La stratégie « de la ferme à la fourchette » prévoit notamment d'étudier les moyens d'inciter les institutions financières à soutenir les bons investissements en faveur de l'action climatique.

David Farrell, cofondateur de Blue North et associé principal du Cambridge Institute for Sustainability Leadership.

La signification de La ferme à la fourchette
Les vastes implications de cette stratégie particulière comprennent des initiatives telles qu'une proposition visant à éviter/minimiser le placement de produits liés à la déforestation et/ou à la dégradation des forêts et à interdire l'entrée sur le marché d'aliments importés qui ne respectent pas les normes environnementales de l'UE. « L'UE exigera des pratiques de plus en plus durables de la part des partenaires commerciaux, notamment en ce qui concerne les produits phytopharmaceutiques basés sur l'utilisation de pesticides. L'UE encouragera également les initiatives visant à améliorer l'information des consommateurs, notamment un cadre européen d'apprentissage de l'alimentation durable ainsi que des efforts sur l'empreinte environnementale », a déclaré M. Farrell.

Les points essentiels à retenir ? « Le Green Deal a des implications fondamentales pour les produits agricoles et les chaînes d'approvisionnement. Il mettra davantage l'accent sur les pratiques agricoles et imposera davantage d'exigences aux agriculteurs. Mais il sera également porteur d'opportunités », a déclaré M. Farrell.

Frédéric Rosseneu, directeur du développement commercial de Greenyard en Belgique, a poursuivi en examinant de plus près ce que tout cela signifie pour l'industrie agricole. Il note que si la stratégie « de la ferme à la fourchette » est le principal élément touchant à la chaîne alimentaire, le plan d'action pour l'économie circulaire aura également un impact puisqu'il s'intéresse aux emballages et aux déchets alimentaires. « Cela fera pression sur l'utilisation des plastiques et des plastiques à usage unique, mais aussi sur les matériaux d'emballage non recyclables », a déclaré M. Rosseneu. « C'est déjà un objectif d'ici 2030 de n'avoir que des emballages recyclables, mais cela fera également partie de critères supplémentaires pour avoir une quantité minimale de contenu recyclé dans l'emballage. » 
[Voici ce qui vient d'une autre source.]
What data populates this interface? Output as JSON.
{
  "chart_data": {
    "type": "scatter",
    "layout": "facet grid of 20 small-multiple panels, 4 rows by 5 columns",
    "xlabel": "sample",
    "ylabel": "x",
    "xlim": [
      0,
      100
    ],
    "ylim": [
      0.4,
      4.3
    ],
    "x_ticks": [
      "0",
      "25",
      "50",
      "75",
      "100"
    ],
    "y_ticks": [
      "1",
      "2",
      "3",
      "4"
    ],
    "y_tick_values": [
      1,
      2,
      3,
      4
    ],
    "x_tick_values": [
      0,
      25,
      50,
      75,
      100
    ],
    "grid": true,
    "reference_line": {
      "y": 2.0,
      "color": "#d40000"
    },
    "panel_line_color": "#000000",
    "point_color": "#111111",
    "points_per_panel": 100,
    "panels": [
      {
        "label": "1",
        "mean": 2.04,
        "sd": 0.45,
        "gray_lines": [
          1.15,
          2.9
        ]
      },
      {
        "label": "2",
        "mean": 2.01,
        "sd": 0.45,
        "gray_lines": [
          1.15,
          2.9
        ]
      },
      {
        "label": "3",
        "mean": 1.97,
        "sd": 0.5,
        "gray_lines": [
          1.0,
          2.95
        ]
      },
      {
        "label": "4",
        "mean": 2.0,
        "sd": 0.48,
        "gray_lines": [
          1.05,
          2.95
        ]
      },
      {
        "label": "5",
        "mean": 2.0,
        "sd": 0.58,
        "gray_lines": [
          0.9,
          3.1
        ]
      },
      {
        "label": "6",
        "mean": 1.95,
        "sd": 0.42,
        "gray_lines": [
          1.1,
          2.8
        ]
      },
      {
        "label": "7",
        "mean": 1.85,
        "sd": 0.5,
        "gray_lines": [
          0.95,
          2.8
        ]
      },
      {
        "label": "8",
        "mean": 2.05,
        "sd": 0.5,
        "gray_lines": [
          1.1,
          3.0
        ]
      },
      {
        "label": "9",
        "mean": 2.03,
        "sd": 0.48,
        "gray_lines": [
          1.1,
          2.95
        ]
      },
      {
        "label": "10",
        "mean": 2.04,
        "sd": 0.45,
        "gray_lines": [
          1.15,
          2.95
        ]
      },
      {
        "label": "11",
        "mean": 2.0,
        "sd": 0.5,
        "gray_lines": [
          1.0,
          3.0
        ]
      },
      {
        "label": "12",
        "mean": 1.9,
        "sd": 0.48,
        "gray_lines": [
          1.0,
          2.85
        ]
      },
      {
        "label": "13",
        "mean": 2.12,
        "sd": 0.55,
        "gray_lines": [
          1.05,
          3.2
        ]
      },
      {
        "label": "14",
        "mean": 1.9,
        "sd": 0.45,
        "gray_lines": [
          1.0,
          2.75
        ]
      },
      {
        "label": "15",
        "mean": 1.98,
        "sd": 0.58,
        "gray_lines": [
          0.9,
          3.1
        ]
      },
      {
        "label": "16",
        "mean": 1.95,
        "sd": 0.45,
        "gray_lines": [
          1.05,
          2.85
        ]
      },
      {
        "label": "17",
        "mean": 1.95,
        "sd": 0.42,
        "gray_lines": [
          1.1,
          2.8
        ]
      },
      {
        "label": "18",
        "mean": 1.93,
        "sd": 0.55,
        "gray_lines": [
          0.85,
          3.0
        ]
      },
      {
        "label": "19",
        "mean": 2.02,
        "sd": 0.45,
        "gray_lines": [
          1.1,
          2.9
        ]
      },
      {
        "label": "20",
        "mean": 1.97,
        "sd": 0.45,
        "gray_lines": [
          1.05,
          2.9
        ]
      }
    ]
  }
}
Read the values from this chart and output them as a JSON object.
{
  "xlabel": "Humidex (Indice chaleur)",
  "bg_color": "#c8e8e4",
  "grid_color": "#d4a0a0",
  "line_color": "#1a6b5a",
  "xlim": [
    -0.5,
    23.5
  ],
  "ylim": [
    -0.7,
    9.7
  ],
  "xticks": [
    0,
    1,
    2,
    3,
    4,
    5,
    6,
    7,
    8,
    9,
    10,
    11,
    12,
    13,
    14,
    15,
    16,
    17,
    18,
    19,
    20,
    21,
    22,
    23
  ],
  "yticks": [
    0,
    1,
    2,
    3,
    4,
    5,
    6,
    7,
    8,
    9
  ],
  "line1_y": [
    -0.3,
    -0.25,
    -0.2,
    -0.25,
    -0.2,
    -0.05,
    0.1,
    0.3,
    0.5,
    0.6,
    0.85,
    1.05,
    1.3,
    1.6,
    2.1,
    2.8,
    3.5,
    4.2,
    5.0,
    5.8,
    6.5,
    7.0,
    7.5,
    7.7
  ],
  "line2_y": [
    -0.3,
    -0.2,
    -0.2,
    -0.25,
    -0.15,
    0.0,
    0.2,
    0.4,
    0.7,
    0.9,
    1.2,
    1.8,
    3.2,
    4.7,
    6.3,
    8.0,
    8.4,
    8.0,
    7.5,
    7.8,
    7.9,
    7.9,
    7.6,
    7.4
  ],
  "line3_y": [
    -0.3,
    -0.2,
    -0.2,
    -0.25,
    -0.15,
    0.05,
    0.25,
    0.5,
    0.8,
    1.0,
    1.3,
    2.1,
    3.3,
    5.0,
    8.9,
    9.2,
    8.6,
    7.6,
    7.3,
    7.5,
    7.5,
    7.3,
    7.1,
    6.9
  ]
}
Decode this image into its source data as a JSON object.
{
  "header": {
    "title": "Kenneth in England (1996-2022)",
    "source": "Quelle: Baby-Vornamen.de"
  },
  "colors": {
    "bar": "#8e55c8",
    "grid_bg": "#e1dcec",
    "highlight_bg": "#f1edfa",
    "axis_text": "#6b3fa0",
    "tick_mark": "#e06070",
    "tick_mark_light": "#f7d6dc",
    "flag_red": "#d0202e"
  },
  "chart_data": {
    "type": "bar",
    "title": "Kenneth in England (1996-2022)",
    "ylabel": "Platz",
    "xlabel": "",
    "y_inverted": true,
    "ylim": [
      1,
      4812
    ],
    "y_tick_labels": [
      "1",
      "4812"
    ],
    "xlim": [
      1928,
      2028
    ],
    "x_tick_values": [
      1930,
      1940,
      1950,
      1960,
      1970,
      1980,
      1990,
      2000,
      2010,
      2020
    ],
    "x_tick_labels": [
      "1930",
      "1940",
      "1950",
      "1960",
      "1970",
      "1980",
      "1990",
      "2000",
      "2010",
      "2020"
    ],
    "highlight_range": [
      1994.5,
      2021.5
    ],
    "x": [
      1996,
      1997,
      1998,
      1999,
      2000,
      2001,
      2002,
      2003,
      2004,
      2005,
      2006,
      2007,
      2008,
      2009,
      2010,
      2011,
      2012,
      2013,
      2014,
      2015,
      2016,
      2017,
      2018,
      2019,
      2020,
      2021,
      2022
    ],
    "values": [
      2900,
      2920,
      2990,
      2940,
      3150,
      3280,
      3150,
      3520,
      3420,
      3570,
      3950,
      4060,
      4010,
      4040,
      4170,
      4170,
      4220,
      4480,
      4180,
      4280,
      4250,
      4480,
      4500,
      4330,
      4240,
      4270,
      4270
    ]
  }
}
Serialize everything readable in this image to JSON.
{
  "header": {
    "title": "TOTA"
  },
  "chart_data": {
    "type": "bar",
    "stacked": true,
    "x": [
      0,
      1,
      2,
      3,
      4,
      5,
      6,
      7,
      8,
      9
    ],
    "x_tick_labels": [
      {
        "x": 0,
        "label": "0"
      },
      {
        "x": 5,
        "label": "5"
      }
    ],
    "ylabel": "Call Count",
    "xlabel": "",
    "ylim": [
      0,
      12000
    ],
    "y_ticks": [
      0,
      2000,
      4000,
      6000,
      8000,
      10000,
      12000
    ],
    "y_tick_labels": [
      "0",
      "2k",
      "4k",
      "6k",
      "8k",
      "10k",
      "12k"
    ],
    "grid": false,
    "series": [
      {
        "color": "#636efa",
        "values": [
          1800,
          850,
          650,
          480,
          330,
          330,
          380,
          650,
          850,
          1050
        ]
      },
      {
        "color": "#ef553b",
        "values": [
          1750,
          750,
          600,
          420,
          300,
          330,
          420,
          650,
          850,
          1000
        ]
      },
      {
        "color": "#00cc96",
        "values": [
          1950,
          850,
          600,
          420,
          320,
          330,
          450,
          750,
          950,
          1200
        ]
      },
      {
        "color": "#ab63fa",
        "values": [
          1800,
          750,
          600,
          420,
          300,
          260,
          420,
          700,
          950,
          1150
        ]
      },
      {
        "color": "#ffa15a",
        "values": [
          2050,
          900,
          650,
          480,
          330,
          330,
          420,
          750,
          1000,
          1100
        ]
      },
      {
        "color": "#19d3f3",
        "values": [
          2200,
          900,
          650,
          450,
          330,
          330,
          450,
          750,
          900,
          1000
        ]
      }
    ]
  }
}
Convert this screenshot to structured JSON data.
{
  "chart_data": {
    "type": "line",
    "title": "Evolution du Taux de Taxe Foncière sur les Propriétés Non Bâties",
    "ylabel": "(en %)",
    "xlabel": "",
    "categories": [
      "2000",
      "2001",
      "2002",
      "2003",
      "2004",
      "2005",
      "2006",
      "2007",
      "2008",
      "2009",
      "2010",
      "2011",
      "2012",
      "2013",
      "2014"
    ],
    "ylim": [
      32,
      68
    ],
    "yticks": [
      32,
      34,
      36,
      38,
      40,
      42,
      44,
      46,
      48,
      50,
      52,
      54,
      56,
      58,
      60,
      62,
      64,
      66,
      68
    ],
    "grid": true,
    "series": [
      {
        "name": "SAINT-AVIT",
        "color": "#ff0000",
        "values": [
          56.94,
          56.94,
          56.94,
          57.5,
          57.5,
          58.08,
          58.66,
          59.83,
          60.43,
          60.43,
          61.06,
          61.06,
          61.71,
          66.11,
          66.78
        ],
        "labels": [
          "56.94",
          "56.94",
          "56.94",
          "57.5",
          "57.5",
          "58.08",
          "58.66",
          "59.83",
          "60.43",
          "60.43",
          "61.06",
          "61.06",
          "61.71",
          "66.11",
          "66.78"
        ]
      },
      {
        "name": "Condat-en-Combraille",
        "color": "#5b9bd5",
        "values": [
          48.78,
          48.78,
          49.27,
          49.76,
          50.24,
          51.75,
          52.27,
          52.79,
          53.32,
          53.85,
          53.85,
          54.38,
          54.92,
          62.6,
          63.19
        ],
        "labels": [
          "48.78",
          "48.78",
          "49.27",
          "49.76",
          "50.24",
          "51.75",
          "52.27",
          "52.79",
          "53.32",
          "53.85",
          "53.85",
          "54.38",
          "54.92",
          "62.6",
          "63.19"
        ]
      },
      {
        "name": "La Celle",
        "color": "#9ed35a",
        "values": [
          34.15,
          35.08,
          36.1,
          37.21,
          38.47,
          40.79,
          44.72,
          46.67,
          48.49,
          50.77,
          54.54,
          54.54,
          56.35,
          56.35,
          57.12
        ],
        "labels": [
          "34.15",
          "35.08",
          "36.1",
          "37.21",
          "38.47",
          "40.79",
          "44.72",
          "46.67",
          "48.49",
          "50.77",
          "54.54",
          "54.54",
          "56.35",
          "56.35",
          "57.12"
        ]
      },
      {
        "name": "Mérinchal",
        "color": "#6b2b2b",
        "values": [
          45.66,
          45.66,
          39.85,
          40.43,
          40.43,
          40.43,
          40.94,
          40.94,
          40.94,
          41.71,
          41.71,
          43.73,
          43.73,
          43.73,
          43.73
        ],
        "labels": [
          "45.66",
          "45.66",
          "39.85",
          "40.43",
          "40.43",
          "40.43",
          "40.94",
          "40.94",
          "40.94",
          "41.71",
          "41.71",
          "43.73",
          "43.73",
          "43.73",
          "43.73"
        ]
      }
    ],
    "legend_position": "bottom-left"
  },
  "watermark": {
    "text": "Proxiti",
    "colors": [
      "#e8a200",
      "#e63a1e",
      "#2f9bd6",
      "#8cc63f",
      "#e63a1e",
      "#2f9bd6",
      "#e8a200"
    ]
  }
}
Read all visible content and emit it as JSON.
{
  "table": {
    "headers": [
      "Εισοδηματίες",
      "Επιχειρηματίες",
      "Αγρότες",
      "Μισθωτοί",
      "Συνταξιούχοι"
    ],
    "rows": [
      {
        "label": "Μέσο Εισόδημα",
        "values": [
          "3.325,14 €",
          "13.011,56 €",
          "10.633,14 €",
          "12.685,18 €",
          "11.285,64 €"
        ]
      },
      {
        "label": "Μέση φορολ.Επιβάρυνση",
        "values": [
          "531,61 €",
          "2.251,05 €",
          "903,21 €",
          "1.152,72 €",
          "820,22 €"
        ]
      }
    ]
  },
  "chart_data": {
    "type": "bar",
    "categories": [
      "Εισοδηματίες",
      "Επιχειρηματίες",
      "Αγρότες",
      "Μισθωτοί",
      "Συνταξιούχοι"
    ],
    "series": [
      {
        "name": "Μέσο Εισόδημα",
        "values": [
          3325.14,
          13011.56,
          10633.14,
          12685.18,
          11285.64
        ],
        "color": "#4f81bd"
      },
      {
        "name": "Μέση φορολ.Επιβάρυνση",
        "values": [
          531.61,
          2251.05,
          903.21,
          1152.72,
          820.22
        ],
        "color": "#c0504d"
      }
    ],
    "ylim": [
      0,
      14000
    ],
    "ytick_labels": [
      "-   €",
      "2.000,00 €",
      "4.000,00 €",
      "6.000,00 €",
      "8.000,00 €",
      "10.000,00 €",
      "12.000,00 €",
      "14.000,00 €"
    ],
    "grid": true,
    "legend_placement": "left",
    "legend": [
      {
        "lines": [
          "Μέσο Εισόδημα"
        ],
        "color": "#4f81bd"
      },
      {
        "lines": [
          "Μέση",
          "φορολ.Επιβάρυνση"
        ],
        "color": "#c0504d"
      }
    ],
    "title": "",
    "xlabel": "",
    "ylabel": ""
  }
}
Rosseneu a également abordé le rôle de l'agriculture biologique et son augmentation, un objectif politique clair dans l'accord. « L'ambition est d'atteindre au moins 25 % des terres agricoles de l'UE en agriculture biologique », a-t-il déclaré. « Il reste à voir si cela est possible pour l'industrie des produits frais, car il s'agit d'une industrie assez intensive et il y a déjà une grande utilisation de produits biologiques dans notre secteur. » En dehors de l'agriculture biologique, l'examen d'autres méthodes de production durable et l'assurance qu'elles sont à la fois adoptées et exigées par les clients font également partie de cette initiative.

Travailler avec les consommateurs
L'éducation des consommateurs en fait partie et elle touche non seulement à l'éducation des consommateurs mais aussi au rôle de l'emballage et à un cadre d'étiquetage des aliments durables à réaliser d'ici 2024. « Nous devons nous assurer que nous disposons des systèmes nécessaires pour décider de la manière dont nous communiquons nos performances en matière d'alimentation durable. Nous devrions y travailler dès aujourd'hui », a déclaré M. Rosseneu.

La stratégie de l'UE en matière de biodiversité est également à noter. « Elle s'attaque à l'utilisation des engrais et des pesticides et ne se contente pas d'examiner quels types de pesticides nous utilisons, mais aussi comment nous les utilisons », explique-t-il. Au total, l'UE souhaite réduire de 50 % l'utilisation des pesticides d'ici à 2030.

Ce qui est également encourageant dans cet accord, c'est qu'il fait clairement référence à la promotion des aliments d'origine végétale. « C'est un objectif global qui est clairement visible dans certaines initiatives, mais qui jouera un rôle plus tard, j'en suis sûr », a déclaré M. Rosseneu.

En fin de compte, M. Rosseneu a déclaré que le Green Deal est une feuille de route pour aborder les nombreuses initiatives et priorités à venir au cours de la prochaine décennie. « Il est important de garder à l'esprit qu'il s'agit d'un travail en cours. Il faudra encore trois ou quatre ans avant de voir les premiers éléments s'appliquer dans toute l'UE », dit-il.